Ce vin se présente avec une robe rouge rubis légèrement violacée; on est vraiment dans le Rhône ici, avec ce nez de violette, de cassis, de mûre, de cuir et de réglisse; la bouche est souple et rempli de goûts de fruits rouges et noirs bien mûrs; une petite amertume vient rafraîchir l'ensemble; bonne persistance gustative; ne pas servir trop chaud; pour maintenant ou d'ici 2 à 4 ans; idéal avec les plats de viandes grillées ou mijotées, l'agneau et les fromages doux et moyennement relevés.


mardi 30 juin 2015

Vinho Verde, Aveleda, Minho, 2014 Portugal


Cépages:  Loureiro, Trajadura, Arinto
Code #:     5322
Prix:          11,95$
Alcool:      9,5%
Sucre:       14 gr/litre
Servir:      7-8° Celsius

Les vins de Vinho Verde que personnellement je préfère sont ceux entièrement élaboré avec le cépage Loureiro. Mais ils coûtent au moins 18-20$.

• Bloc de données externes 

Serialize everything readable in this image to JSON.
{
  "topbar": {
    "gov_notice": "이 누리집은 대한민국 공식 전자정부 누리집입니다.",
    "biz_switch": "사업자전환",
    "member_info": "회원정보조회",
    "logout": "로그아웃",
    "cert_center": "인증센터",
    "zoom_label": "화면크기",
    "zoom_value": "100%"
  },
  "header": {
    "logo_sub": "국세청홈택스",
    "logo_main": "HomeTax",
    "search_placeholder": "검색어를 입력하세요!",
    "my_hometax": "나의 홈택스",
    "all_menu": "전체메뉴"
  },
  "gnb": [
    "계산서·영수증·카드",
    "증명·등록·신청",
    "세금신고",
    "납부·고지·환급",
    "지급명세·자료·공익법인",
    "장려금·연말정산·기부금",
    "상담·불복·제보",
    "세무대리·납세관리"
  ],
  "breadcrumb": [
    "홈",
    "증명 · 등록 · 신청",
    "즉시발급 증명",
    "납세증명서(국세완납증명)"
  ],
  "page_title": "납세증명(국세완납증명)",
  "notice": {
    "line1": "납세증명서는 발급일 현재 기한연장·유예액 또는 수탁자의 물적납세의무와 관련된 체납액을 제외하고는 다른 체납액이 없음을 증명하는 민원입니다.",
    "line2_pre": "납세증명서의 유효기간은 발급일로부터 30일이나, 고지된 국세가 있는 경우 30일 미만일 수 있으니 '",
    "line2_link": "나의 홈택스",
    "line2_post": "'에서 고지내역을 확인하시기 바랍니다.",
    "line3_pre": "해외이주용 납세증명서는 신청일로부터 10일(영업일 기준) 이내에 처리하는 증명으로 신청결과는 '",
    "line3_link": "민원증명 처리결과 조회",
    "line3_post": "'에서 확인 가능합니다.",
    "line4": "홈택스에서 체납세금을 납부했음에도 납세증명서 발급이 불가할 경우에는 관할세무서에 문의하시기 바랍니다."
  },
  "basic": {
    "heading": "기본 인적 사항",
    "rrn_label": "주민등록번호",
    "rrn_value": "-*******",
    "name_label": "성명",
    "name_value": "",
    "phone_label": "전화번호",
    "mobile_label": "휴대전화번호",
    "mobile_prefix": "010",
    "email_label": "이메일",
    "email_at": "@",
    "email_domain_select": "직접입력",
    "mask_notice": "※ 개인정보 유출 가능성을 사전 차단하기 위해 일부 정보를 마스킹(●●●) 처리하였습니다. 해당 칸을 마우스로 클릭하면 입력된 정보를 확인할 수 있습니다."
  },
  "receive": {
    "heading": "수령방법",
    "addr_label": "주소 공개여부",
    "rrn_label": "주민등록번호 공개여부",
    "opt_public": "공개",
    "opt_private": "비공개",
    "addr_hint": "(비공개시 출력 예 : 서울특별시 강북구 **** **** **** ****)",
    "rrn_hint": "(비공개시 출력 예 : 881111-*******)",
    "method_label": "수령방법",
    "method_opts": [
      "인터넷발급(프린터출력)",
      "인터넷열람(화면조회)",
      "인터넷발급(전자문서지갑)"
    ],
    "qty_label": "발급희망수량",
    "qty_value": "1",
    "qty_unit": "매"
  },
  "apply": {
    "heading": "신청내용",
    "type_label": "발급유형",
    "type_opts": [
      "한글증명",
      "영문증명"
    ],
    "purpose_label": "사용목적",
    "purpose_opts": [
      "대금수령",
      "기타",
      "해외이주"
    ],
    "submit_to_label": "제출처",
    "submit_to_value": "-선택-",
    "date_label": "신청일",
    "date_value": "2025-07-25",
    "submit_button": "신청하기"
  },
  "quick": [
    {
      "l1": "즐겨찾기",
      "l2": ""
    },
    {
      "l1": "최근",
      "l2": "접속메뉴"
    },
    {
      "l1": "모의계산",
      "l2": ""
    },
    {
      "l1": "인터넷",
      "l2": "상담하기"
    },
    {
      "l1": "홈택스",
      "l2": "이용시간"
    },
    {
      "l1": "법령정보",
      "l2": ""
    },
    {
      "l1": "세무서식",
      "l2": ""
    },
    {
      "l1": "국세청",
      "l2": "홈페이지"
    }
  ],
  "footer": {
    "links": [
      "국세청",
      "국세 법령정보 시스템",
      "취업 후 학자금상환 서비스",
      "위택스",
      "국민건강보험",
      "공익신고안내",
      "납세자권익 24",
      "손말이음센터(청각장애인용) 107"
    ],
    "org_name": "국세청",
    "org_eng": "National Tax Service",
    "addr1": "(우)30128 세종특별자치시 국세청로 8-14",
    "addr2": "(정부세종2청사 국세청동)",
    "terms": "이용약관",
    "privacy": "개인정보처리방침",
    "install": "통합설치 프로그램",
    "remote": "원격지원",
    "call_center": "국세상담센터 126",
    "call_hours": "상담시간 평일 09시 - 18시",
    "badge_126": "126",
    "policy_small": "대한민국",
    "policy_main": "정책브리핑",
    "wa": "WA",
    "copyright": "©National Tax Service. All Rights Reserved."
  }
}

Celui-ci est composé de trois cépages autochtones portugais. Je dois dire qu'il s'est selon moi beaucoup amélioré au cours des dernières années. Il possède 14 grammes de sucre résiduel mais on ne les "sent" pour ainsi dire pas parce l'acidité de ce vin est suffisante pour en gommer la sensation.

Il est produit par la maison Aveleda qui a été fondée en 1870, toujours sous l'entier contrôle de la famille Guedes qui en est rendue à la 5è génération à la tête de cette entreprise.

Bien que l'on peut considérer ce vin comme un apéritif idéal, son contraste acidité-sucrosité lui permet d'accompagner  les mets  épicés asiatiques ou indiens, la plupart des fruits de mer, les plats où le citron, la lime, les agrumes et la coriandre sont présents.

Salade Thaïe épicée aux crevettes, pousses de bambou et mandarines

Notes de dégustation:

Un vin légèrement perlant et à la robe claire et citrine; arômes floraux et de pomme verte, de lime, d'agrumes et de poire. La bouche est vive mais l'acidité est bien dosée. De corps léger (9,5% d'alcool), ce vin se révèle très rafraîchissant. Il sera certes utile pour éteindre le feu des épices de certains plats. L'équilibre est préservée et il est plaisant à boire. Le plus beau de l'affaire, c'est qu'il ne coûte pas trop cher. Un petit plaisir de l'été dont il ne faut pas se priver.